Résumé de la décision
La décision porte sur le recours de M. B... contre le jugement du Tribunal administratif de la Polynésie française qui a rejeté sa demande d'annulation de l'arrêté du maire de la commune d'Arue lui refusant la titularisation au poste de fonctionnaire. M. B... conteste, notamment, la décision du maire arguant qu'il n'a pas été informé de la possibilité de non-titularisation et que les motifs avancés étaient infondés. La Cour rejette sa requête, considérant que la décision de licencier n'était pas entachée d'erreur manifeste d'appréciation.
Arguments pertinents
Les principaux arguments de la décision incluent :
1. Méconnaissance des droits de la défense : M. B... affirme ne pas avoir été averti des intentions de non-titularisation. Cependant, la Cour fait valoir que la décision n'est pas entachée d'une telle méconnaissance, car les problématiques liées à son comportement professionnel avaient déjà été soulevées lors de son stage.

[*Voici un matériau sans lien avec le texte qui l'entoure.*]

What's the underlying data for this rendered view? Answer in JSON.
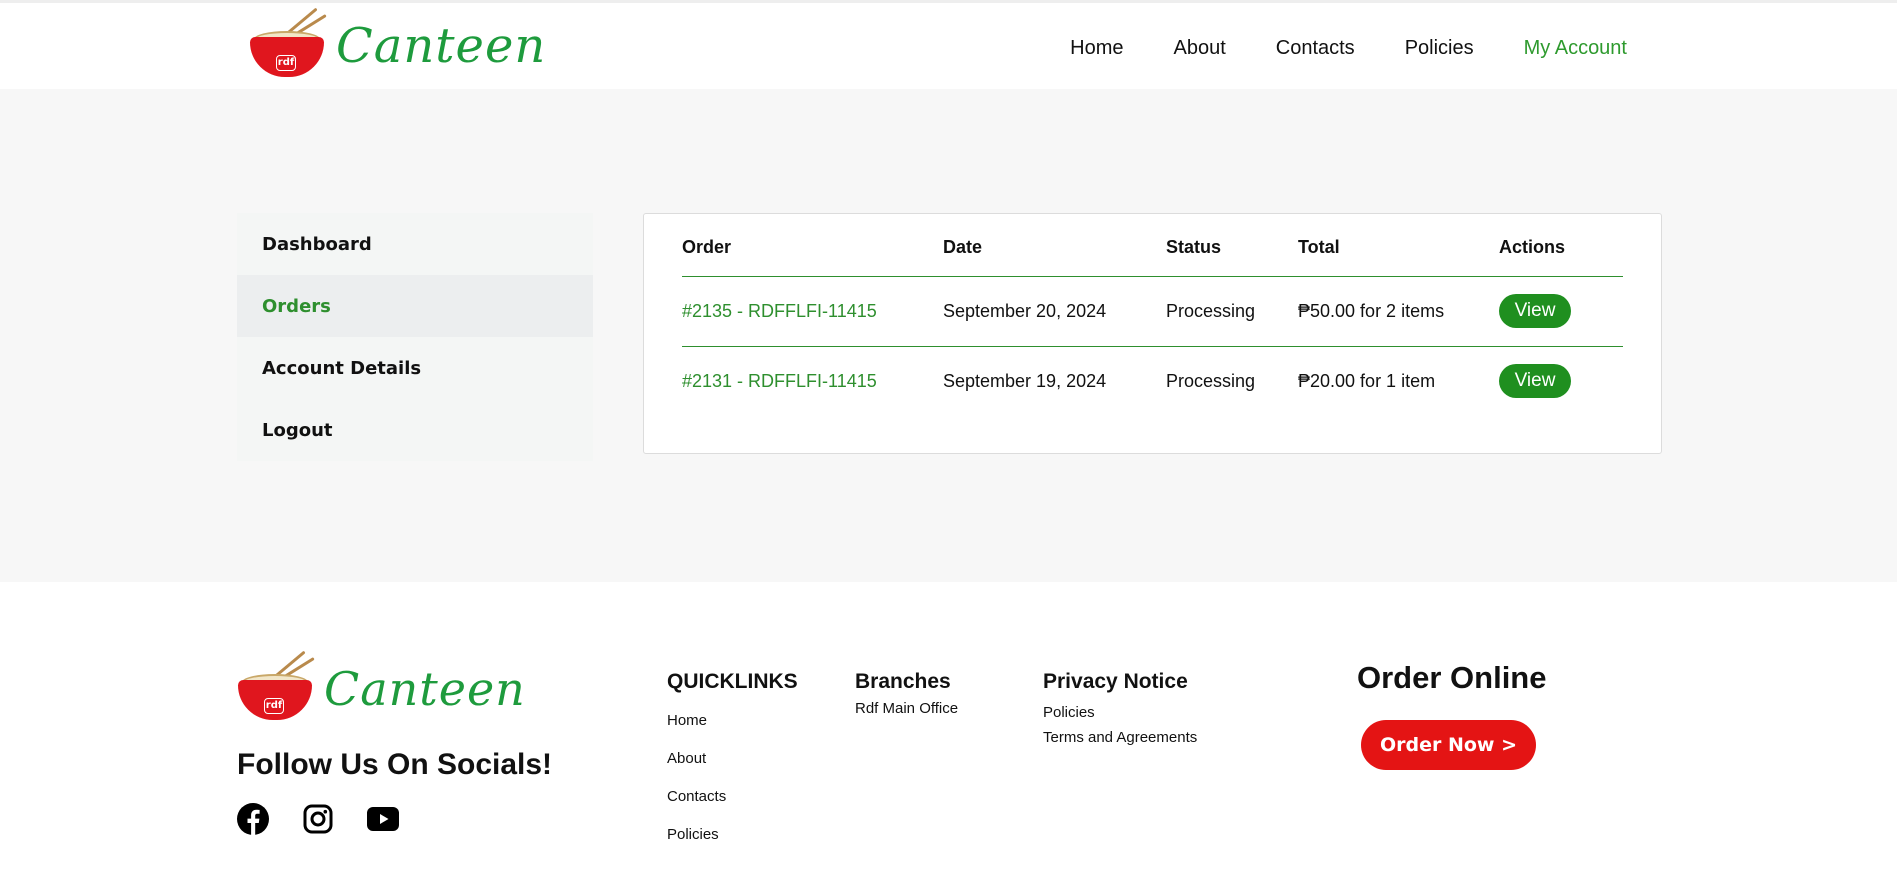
{
  "brand": {
    "name": "Canteen",
    "badge": "rdf"
  },
  "nav": {
    "items": [
      {
        "label": "Home"
      },
      {
        "label": "About"
      },
      {
        "label": "Contacts"
      },
      {
        "label": "Policies"
      },
      {
        "label": "My Account",
        "active": true
      }
    ]
  },
  "sidebar": {
    "items": [
      {
        "label": "Dashboard"
      },
      {
        "label": "Orders",
        "active": true
      },
      {
        "label": "Account Details"
      },
      {
        "label": "Logout"
      }
    ]
  },
  "orders": {
    "columns": [
      "Order",
      "Date",
      "Status",
      "Total",
      "Actions"
    ],
    "rows": [
      {
        "order": "#2135 - RDFFLFI-11415",
        "date": "September 20, 2024",
        "status": "Processing",
        "total": "₱50.00 for 2 items",
        "action": "View"
      },
      {
        "order": "#2131 - RDFFLFI-11415",
        "date": "September 19, 2024",
        "status": "Processing",
        "total": "₱20.00 for 1 item",
        "action": "View"
      }
    ]
  },
  "footer": {
    "follow_title": "Follow Us On Socials!",
    "socials": [
      "facebook-icon",
      "instagram-icon",
      "youtube-icon"
    ],
    "quicklinks": {
      "title": "QUICKLINKS",
      "links": [
        "Home",
        "About",
        "Contacts",
        "Policies"
      ]
    },
    "branches": {
      "title": "Branches",
      "links": [
        "Rdf Main Office"
      ]
    },
    "privacy": {
      "title": "Privacy Notice",
      "links": [
        "Policies",
        "Terms and Agreements"
      ]
    },
    "order_online": {
      "title": "Order Online",
      "button": "Order Now >"
    }
  },
  "colors": {
    "accent_green": "#2e8f2e",
    "button_green": "#1f8f1f",
    "brand_red": "#e41414"
  }
}
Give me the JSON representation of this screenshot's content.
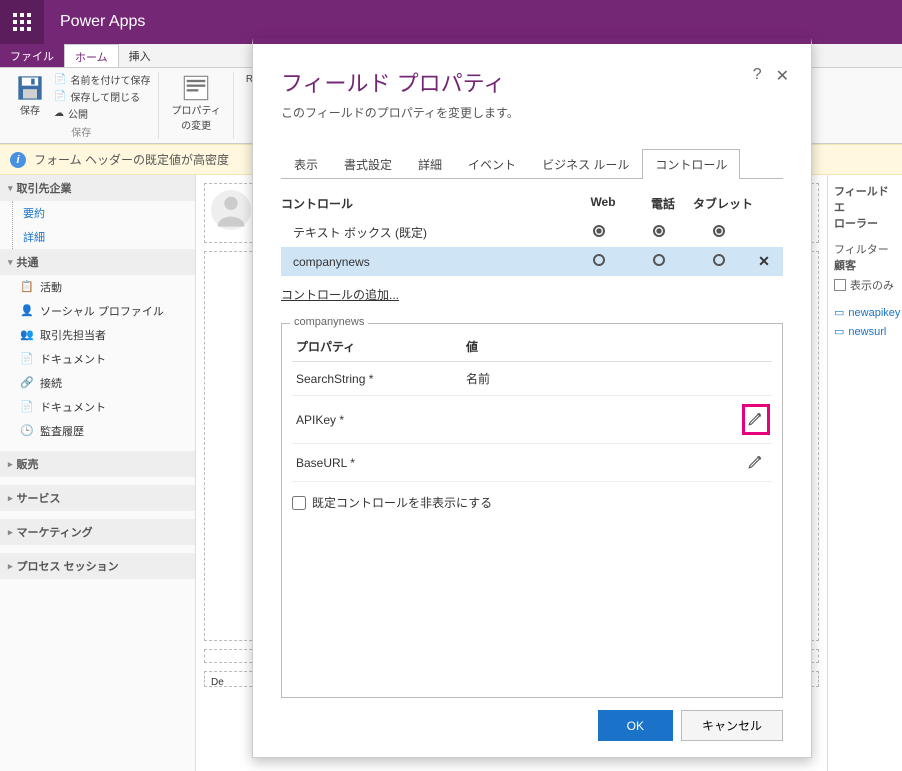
{
  "header": {
    "app_name": "Power Apps"
  },
  "ribbon": {
    "tabs": {
      "file": "ファイル",
      "home": "ホーム",
      "insert": "挿入"
    },
    "save": "保存",
    "save_as": "名前を付けて保存",
    "save_close": "保存して閉じる",
    "publish": "公開",
    "group_save": "保存",
    "properties_change": "プロパティ\nの変更",
    "re": "Re"
  },
  "info_bar": "フォーム ヘッダーの既定値が高密度",
  "left_nav": {
    "s1": "取引先企業",
    "summary": "要約",
    "detail": "詳細",
    "s2": "共通",
    "activity": "活動",
    "social": "ソーシャル プロファイル",
    "contacts": "取引先担当者",
    "docs": "ドキュメント",
    "connections": "接続",
    "docs2": "ドキュメント",
    "audit": "監査履歴",
    "s3": "販売",
    "s4": "サービス",
    "s5": "マーケティング",
    "s6": "プロセス セッション"
  },
  "right": {
    "hdr": "フィールド エ\nローラー",
    "filter": "フィルター",
    "filter_val": "顧客",
    "show_only": "表示のみ",
    "i1": "newapikey",
    "i2": "newsurl"
  },
  "center": {
    "de": "De"
  },
  "modal": {
    "title": "フィールド プロパティ",
    "subtitle": "このフィールドのプロパティを変更します。",
    "tabs": {
      "display": "表示",
      "format": "書式設定",
      "detail": "詳細",
      "event": "イベント",
      "bizrule": "ビジネス ルール",
      "control": "コントロール"
    },
    "cols": {
      "control": "コントロール",
      "web": "Web",
      "phone": "電話",
      "tablet": "タブレット"
    },
    "rows": {
      "textbox": "テキスト ボックス (既定)",
      "companynews": "companynews"
    },
    "add_control": "コントロールの追加...",
    "propbox_legend": "companynews",
    "prop_hdr_name": "プロパティ",
    "prop_hdr_val": "値",
    "props": {
      "searchstring": {
        "name": "SearchString *",
        "val": "名前"
      },
      "apikey": {
        "name": "APIKey *",
        "val": ""
      },
      "baseurl": {
        "name": "BaseURL *",
        "val": ""
      }
    },
    "hide_default": "既定コントロールを非表示にする",
    "ok": "OK",
    "cancel": "キャンセル"
  }
}
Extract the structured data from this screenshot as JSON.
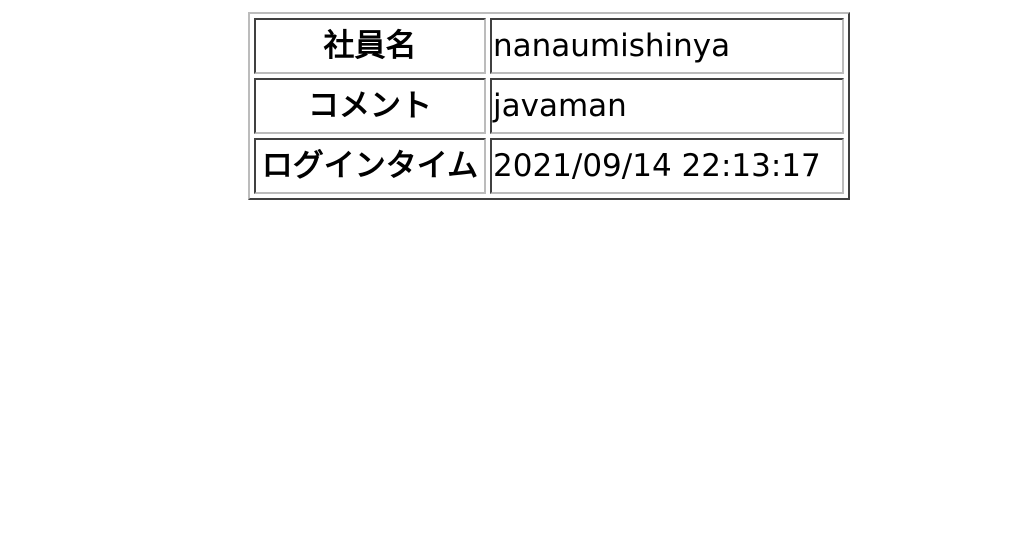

2. Motivation des faits : M. B... soutient que les faits retenus contre lui ne justifiaient pas le refus de titularisation. La Cour note que M. B... a été sanctionné par un blâme pour des comportements inappropriés au travail, et que sa conduite n’avait pas montré d’amélioration significative au cours de sa seconde année de stage.
3. Détournement de pouvoir : M. B... prétend que le maire a pris cette décision pour favoriser l'embauche d'un autre agent, ce que la Cour écarte au regard des motifs documentés et de l’appréciation des performances de M. B....
Citation pertinente : "la décision de le licencier à l'issue de cette seconde année de stage n'est par suite entachée d'aucune erreur manifeste d'appréciation".
Interprétations et citations légales
La décision s’appuie sur plusieurs textes législatifs :
1. Statut général des fonctionnaires en Polynésie française : L'Ordonnance n° 2005-10 du 4 janvier 2005 qui régit la titularisation des fonctionnaires. En particulier, l'article 46 de cette ordonnance stipule : "Les fonctionnaires sont nommés stagiaires lors de leur recrutement. La titularisation peut être prononcée par l'autorité de nomination à l'issue d'un stage dont la durée est fixée par le statut particulier du cadre d'emplois."
2. Motifs et procédure de titularisation : L'arrêté du 5 juillet 2012, article 8, précise les conditions de titularisation et indique : "Lorsque la titularisation n'est pas prononcée, le fonctionnaire stagiaire est soit licencié, soit réintégré dans sa situation d'origine." La Cour se fonde sur ce cadre juridique pour apprécier la légitimité du licenciement.
3. Droit à un défense adéquate : En se basant sur les principes généraux du droit, la Cour rappelle que les droits de la défense sont respectés lorsque l'agent a été préalablement alerté sur ses insuffisances. Dans ce cas, des précédents rappels à l'ordre avaient été effectués.
En somme, la décision confirme le pouvoir de l’autorité de nomination dans la gestion des fonctionnaires stagiaires et souligne le respect des procédures établies, ainsi que l'absence de violations des droits de la défense dans le cadre de la titularisation.